The results of the search identified 33 citations under Clinical Study Categories, the Broad Scope and 18 under the Narrow Scope.
In reviewing the title of the citations it should occur to the user that perhaps ‘chewing tobacco’ is not the correct indexing term since ‘smokeless tobacco’ is used and nowhere is ‘chewing tobacco’ used in the title of any citation. In this case, you should search the MeSH Database to determine the correct term. You discover that the MeSH term for chewing tobacco is smokeless tobacco and see that it is the correct indexing term in the MeSH hierarchy (Figure 18a). Searching for smokeless tobacco cessation (using the correct MeSH term from chewing tobacco) results in the MeSH term Tobacco Use Cessation (Figure 18b).

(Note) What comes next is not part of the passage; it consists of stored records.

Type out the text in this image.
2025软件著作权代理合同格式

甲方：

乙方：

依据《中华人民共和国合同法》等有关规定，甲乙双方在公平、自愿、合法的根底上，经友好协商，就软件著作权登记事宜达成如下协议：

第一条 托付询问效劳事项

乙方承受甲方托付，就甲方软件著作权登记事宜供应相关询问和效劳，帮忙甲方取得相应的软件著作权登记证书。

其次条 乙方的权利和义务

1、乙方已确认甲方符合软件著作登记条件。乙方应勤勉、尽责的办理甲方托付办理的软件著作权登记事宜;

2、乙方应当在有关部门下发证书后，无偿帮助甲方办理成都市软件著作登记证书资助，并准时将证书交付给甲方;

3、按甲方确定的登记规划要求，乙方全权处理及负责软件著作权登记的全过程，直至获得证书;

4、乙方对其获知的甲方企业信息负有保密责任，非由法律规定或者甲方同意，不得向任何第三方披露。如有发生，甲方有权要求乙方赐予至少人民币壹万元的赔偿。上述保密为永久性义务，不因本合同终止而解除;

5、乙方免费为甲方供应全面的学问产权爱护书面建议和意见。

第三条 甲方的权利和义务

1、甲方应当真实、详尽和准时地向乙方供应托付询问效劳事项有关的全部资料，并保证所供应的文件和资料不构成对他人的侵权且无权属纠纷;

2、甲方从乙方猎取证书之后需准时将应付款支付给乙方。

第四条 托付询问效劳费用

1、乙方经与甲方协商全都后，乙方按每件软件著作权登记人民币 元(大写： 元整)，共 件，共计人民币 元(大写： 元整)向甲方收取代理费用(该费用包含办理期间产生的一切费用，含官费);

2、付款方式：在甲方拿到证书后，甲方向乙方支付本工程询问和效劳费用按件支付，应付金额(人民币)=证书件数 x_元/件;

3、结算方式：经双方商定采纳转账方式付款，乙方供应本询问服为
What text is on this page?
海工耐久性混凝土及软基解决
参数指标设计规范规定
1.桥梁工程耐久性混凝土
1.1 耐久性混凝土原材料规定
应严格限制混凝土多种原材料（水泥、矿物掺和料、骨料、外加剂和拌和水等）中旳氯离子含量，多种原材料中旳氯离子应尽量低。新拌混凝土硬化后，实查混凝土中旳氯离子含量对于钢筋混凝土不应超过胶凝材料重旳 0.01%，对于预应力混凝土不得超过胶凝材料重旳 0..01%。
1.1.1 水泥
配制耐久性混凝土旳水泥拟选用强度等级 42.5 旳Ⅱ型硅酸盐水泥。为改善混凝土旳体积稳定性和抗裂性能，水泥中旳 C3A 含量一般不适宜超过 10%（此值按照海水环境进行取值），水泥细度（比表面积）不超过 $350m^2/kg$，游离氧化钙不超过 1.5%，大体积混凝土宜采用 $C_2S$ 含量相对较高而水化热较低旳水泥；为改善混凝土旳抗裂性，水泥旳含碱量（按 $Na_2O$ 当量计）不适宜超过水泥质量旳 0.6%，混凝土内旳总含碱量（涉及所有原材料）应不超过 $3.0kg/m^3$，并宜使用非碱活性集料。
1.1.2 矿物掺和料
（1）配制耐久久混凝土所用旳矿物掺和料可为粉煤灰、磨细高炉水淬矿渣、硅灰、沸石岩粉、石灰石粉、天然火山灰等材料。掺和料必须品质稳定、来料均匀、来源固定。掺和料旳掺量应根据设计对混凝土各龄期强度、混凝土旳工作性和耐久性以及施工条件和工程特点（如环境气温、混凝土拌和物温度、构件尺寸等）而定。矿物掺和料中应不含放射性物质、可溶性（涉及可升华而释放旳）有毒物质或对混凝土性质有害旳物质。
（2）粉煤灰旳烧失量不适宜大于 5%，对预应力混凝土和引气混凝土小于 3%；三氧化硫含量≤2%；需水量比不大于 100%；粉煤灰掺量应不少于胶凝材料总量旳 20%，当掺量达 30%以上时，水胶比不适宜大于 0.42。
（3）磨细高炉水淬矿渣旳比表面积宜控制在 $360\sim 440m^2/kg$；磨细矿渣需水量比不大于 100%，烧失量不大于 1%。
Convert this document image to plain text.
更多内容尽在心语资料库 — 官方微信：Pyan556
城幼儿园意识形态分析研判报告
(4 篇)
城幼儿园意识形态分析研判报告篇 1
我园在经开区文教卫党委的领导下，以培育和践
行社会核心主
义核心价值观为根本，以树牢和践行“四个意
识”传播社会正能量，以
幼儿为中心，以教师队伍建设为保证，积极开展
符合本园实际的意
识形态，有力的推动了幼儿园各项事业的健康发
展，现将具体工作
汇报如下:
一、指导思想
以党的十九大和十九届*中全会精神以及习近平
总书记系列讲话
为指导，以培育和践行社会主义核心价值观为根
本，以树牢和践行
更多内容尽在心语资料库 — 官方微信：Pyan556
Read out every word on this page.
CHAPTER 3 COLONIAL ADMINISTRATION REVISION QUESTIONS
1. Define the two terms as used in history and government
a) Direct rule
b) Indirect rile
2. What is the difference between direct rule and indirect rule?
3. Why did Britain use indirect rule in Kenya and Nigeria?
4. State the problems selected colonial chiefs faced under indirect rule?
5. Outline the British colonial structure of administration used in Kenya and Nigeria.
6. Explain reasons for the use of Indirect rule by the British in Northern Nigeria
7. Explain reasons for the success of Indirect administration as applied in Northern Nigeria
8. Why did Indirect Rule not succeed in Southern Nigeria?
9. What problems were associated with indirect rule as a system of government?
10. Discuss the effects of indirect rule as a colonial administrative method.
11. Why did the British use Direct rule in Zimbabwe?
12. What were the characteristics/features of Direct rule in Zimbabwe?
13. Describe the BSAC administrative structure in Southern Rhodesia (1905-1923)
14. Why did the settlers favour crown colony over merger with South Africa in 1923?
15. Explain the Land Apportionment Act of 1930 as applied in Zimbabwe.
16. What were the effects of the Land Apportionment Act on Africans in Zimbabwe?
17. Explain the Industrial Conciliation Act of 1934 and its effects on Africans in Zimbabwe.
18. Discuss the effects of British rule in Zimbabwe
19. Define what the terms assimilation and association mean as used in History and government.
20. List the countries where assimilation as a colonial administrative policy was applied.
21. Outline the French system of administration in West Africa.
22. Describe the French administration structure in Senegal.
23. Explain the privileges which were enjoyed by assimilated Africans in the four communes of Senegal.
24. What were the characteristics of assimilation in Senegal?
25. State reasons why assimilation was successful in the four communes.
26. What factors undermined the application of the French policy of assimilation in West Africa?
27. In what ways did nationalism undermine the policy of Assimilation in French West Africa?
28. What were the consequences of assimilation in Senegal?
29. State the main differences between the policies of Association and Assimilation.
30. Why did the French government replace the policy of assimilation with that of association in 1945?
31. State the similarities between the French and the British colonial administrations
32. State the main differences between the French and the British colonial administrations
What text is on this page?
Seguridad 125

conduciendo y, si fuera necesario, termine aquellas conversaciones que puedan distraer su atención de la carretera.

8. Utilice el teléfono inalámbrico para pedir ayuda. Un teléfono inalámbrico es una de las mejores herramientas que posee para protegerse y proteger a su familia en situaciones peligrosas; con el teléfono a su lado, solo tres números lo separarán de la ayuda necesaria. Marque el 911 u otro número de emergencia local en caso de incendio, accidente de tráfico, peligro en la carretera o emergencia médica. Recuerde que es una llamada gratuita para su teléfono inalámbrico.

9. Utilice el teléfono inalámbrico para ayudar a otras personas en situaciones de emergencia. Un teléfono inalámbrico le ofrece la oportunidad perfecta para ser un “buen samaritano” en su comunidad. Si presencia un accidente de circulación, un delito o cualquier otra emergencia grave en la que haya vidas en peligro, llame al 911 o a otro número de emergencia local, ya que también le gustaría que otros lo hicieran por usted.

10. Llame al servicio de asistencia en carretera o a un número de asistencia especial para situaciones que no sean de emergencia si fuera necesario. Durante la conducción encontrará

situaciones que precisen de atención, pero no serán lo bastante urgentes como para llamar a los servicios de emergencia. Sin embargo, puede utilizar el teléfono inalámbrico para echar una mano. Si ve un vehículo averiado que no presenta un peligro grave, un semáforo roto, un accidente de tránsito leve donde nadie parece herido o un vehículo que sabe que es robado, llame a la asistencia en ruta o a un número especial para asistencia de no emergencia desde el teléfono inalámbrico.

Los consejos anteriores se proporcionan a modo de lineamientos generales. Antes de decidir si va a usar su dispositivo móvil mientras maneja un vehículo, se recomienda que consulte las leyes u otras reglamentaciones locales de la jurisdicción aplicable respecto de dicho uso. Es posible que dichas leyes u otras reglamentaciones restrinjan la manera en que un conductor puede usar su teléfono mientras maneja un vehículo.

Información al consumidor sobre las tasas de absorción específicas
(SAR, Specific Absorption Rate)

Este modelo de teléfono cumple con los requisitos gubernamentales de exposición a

The MeSH term for nicotine patch is Tobacco Use Cessation Devices and is a new MeSH term introduced in 2019 (Figure 18c). Finally Behavioral Counseling is not a MeSH term and typing counseling provides several options to choose from (Figure 18d.). Directive Counseling is probably the closest definition to what we are investigating for Eric. However, we can see that it is indexed under Counseling and for this search we select Counseling as the MeSH term to capture a broader scope in potential relevant articles (Figure 18e).
Figure 18c. MeSH Database Search for Nicotine Patch.
A new search can be generated right from the MeSH database by adding MeSH terms to the search builder as you explore terms. This is done by selecting the search term (if there is more than one listed) and clicking on the Add to search builder button on the right side of the screen. Terms can be combined with the Boolean operators AND/OR/NOT and a search can be generated (Figure 19a). When all of the terms are added, and combined with your choice of Boolean operator, click on Search Pubmed (Figure 19b.) Based on the MeSH terms a new search query is run and 3 potentially relevant citations are identified (Figure 19c.). The search query can be highlighted and copied using CTRL+C and pasted into clinical queries as well for the same results (Figure 19d).
Figure 20. Results of Clinical Queries Search for Tobacco Use Cessation.
Figure 21. Results of Clinical Queries Search for MeSH terms Tobacco Use Cessation AND Smokeless Tobacco.
To narrow the 109 or 32 citations, scan down the page and click on See all (109) or See all (32) to apply filters. It brings up all 109/32 citations on the Results page and by selecting the Publication dates filter, you can identify those published within the last 5 years, narrowing the results from 109 to 14 citations (Figure 22). Adding article type filters, one is a meta-analysis (Figure 23.) and two are systematic reviews (Figure 24.). However, there’s no guarantee that any of the abstracts address the real problem of whether a nicotine patch will be more effective than behavioral counseling in helping Eric permanently quit using smokeless tobacco.